Last November, we told you about the GM37X helmet that G-Max shipped to us for testing.
It wasn’t a spectacular helmet full of features and noise reduction, but we said that at the price point (around $105), it provided a cheap, serviceable lid with a few nice options, including the capability to turn the helmet into a dirt model by removing the visor and attaching a roost shield instead.
Well, I’ve been running the helmet again this riding season, and so far my opinion on the helmet hasn’t changed. Since the weather’s still pretty cold for riding, I’ve had plenty of opportunity to test the helmet’s optional snowmobile visor – and I’m a big fan.
You have the option of either a single-pane visor for the GM37X, or a double-pane. The double-paned visor is intended for snowmobile use, but it’s very handy this time of year.

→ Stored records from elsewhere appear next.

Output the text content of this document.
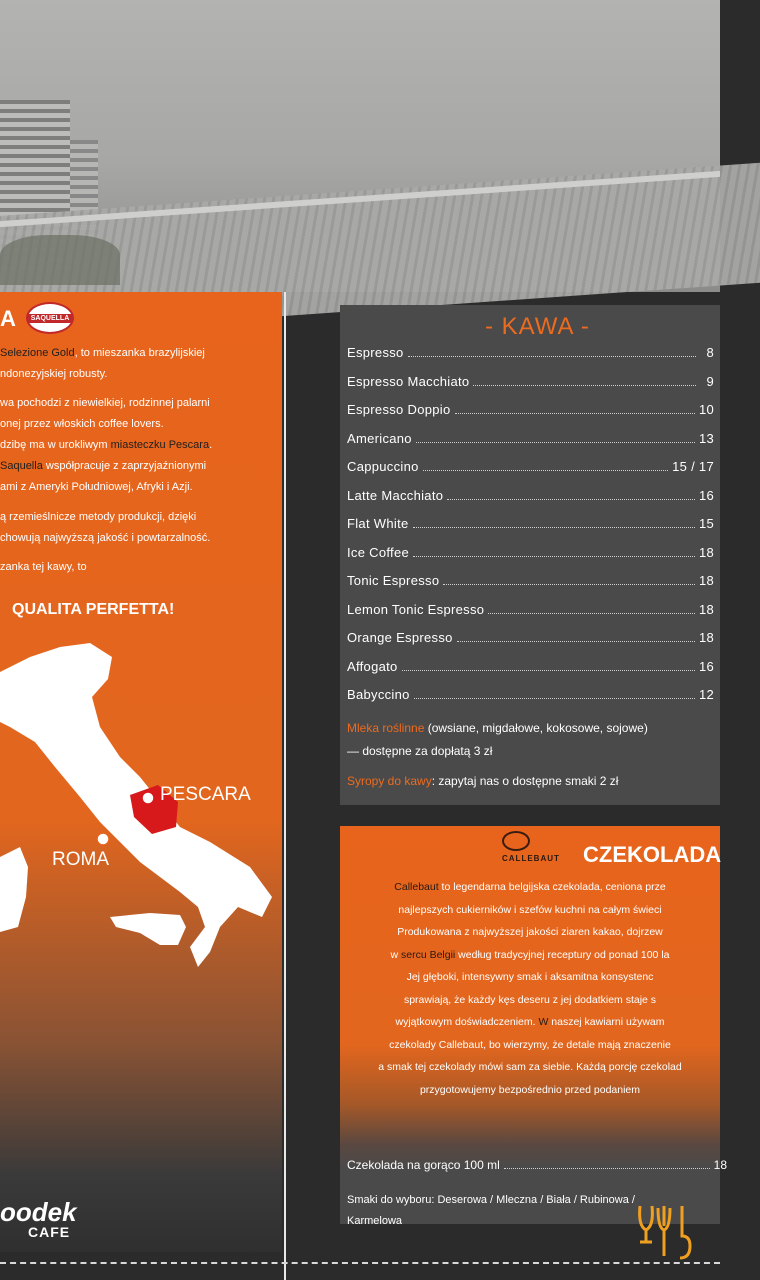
A	SAQUELLA

Selezione Gold, to mieszanka brazylijskiej
ndonezyjskiej robusty.

wa pochodzi z niewielkiej, rodzinnej palarni
onej przez włoskich coffee lovers.
dzibę ma w urokliwym miasteczku Pescara.
Saquella współpracuje z zaprzyjaźnionymi
ami z Ameryki Południowej, Afryki i Azji.

ą rzemieślnicze metody produkcji, dzięki
chowują najwyższą jakość i powtarzalność.

zanka tej kawy, to

QUALITA PERFETTA!
PESCARA
ROMA
oodek
CAFE
- KAWA -
Espresso	8
Espresso Macchiato	9
Espresso Doppio	10
Americano	13
Cappuccino	15 / 17
Latte Macchiato	16
Flat White	15
Ice Coffee	18
Tonic Espresso	18
Lemon Tonic Espresso	18
Orange Espresso	18
Affogato	16
Babyccino	12
Mleka roślinne (owsiane, migdałowe, kokosowe, sojowe)
— dostępne za dopłatą 3 zł
Syropy do kawy: zapytaj nas o dostępne smaki 2 zł
CALLEBAUT CZEKOLADA
Callebaut to legendarna belgijska czekolada, ceniona prze
najlepszych cukierników i szefów kuchni na całym świeci
Produkowana z najwyższej jakości ziaren kakao, dojrzew
w sercu Belgii według tradycyjnej receptury od ponad 100 la
Jej głęboki, intensywny smak i aksamitna konsystenc
sprawiają, że każdy kęs deseru z jej dodatkiem staje s
wyjątkowym doświadczeniem. W naszej kawiarni używam
czekolady Callebaut, bo wierzymy, że detale mają znaczenie
a smak tej czekolady mówi sam za siebie. Każdą porcję czekolad
przygotowujemy bezpośrednio przed podaniem
Czekolada na gorąco 100 ml	18
Smaki do wyboru: Deserowa / Mleczna / Biała / Rubinowa /
Karmelowa
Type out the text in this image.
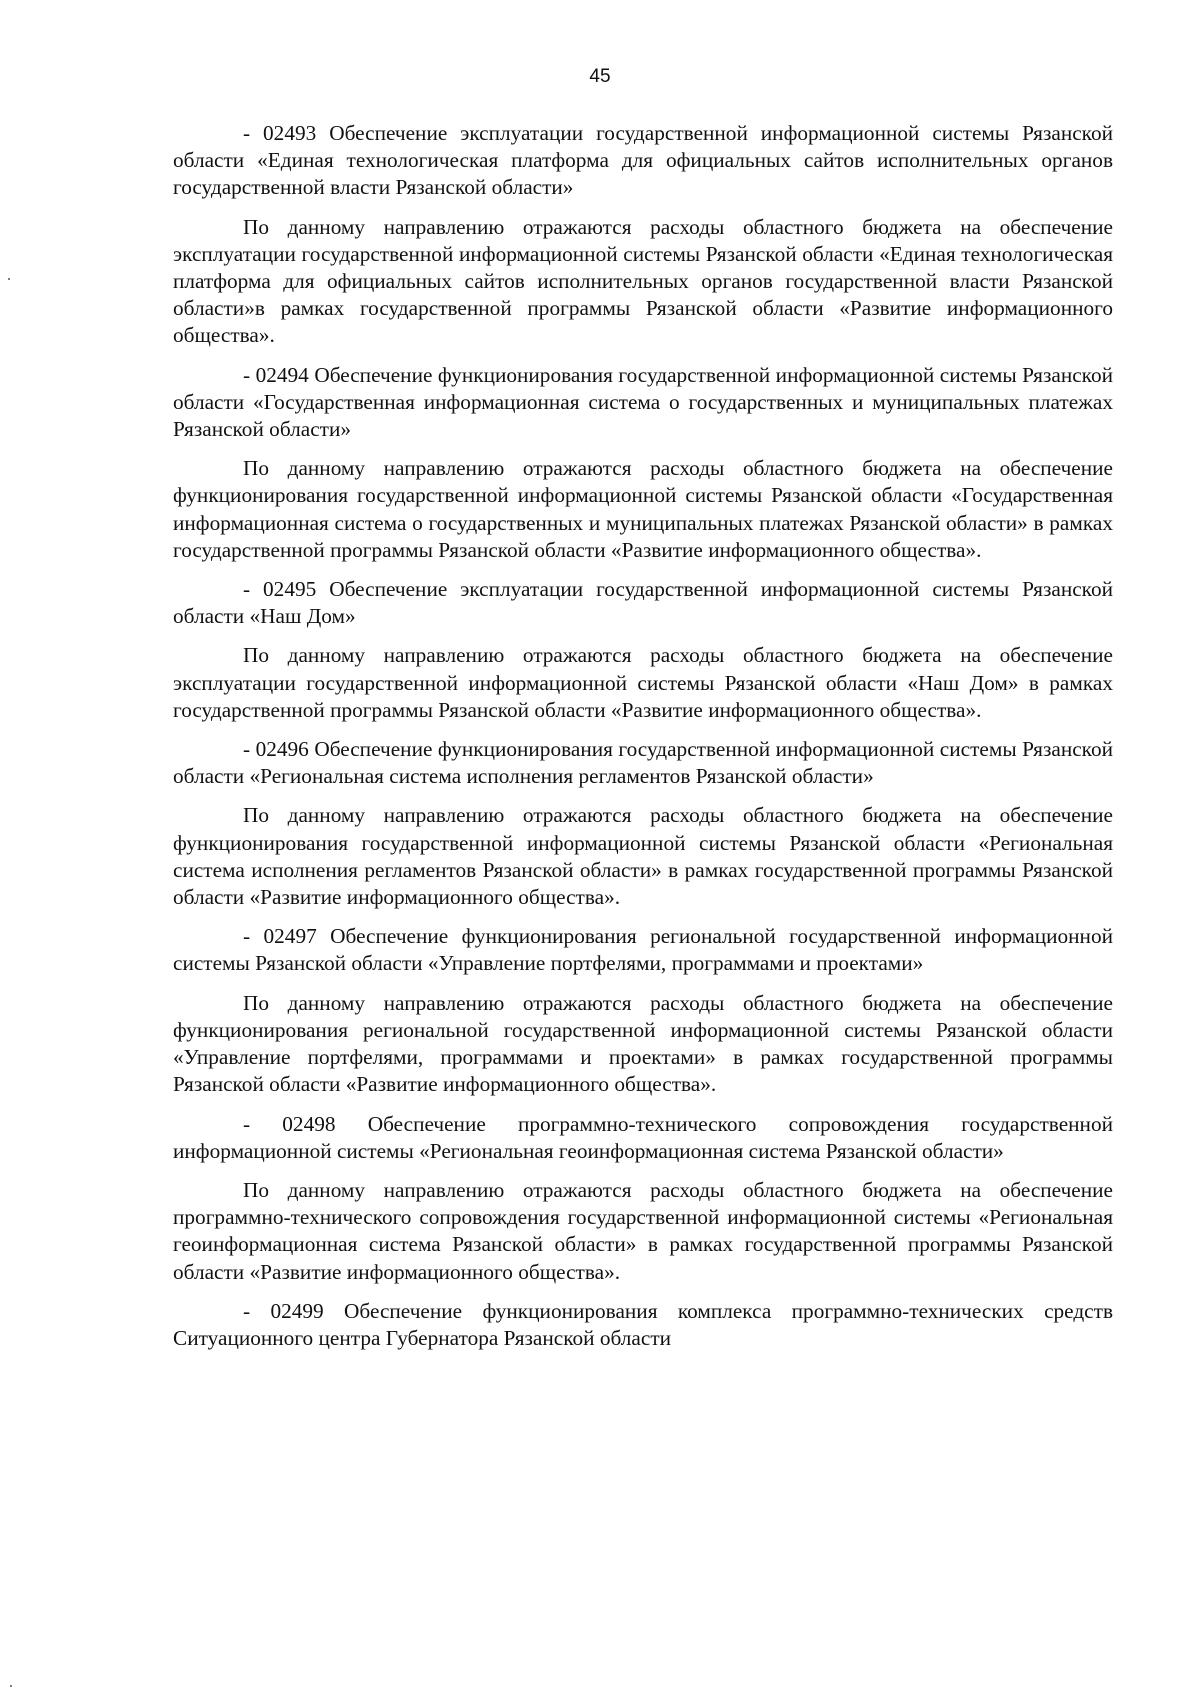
45

- 02493 Обеспечение эксплуатации государственной информационной системы Рязанской области «Единая технологическая платформа для официальных сайтов исполнительных органов государственной власти Рязанской области»

По данному направлению отражаются расходы областного бюджета на обеспечение эксплуатации государственной информационной системы Рязанской области «Единая технологическая платформа для официальных сайтов исполнительных органов государственной власти Рязанской области»в рамках государственной программы Рязанской области «Развитие информационного общества».

- 02494 Обеспечение функционирования государственной информационной системы Рязанской области «Государственная информационная система о государственных и муниципальных платежах Рязанской области»

По данному направлению отражаются расходы областного бюджета на обеспечение функционирования государственной информационной системы Рязанской области «Государственная информационная система о государственных и муниципальных платежах Рязанской области» в рамках государственной программы Рязанской области «Развитие информационного общества».

- 02495 Обеспечение эксплуатации государственной информационной системы Рязанской области «Наш Дом»

По данному направлению отражаются расходы областного бюджета на обеспечение эксплуатации государственной информационной системы Рязанской области «Наш Дом» в рамках государственной программы Рязанской области «Развитие информационного общества».

- 02496 Обеспечение функционирования государственной информационной системы Рязанской области «Региональная система исполнения регламентов Рязанской области»

По данному направлению отражаются расходы областного бюджета на обеспечение функционирования государственной информационной системы Рязанской области «Региональная система исполнения регламентов Рязанской области» в рамках государственной программы Рязанской области «Развитие информационного общества».

- 02497 Обеспечение функционирования региональной государственной информационной системы Рязанской области «Управление портфелями, программами и проектами»

По данному направлению отражаются расходы областного бюджета на обеспечение функционирования региональной государственной информационной системы Рязанской области «Управление портфелями, программами и проектами» в рамках государственной программы Рязанской области «Развитие информационного общества».

- 02498 Обеспечение программно-технического сопровождения государственной информационной системы «Региональная геоинформационная система Рязанской области»

По данному направлению отражаются расходы областного бюджета на обеспечение программно-технического сопровождения государственной информационной системы «Региональная геоинформационная система Рязанской области» в рамках государственной программы Рязанской области «Развитие информационного общества».

- 02499 Обеспечение функционирования комплекса программно-технических средств Ситуационного центра Губернатора Рязанской области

Normally, cold weather riding means a fogged visor – you’ve got to hold your breath or open your visor at stop lights to keep visibility, and you have to keep helmet vents open even at speed, to make sure airflow keeps your visor clear.
Not so with the GM37X’s snowmobile visor. I haven’t been able to fog it up with my breath yet this year. I haven’t even used the optional breath guard – I installed it for a minute, but found it too bulky and uncomfortable once I put the helmet on, so I quickly removed it and haven’t needed it since.
The GM37X won’t be the absolute warmest helmet in the cold – the snowmobile visor’s edges don’t seal vacuum-tight against their opening, and if you ride in the rain, a solitary drop will work it’s way in and drop on your nose once in a while as a result.
But, we’re talking a very, very small amount, and not that often. I didn’t find it a problem, although a pickypants whiner could complain, I suppose.
Just remember, you’re getting what you pay for. In all the kilometres I’ve used it for, I haven’t had a single serious problem yet, and for the asking price (around $110), that’s all anyone should ask for.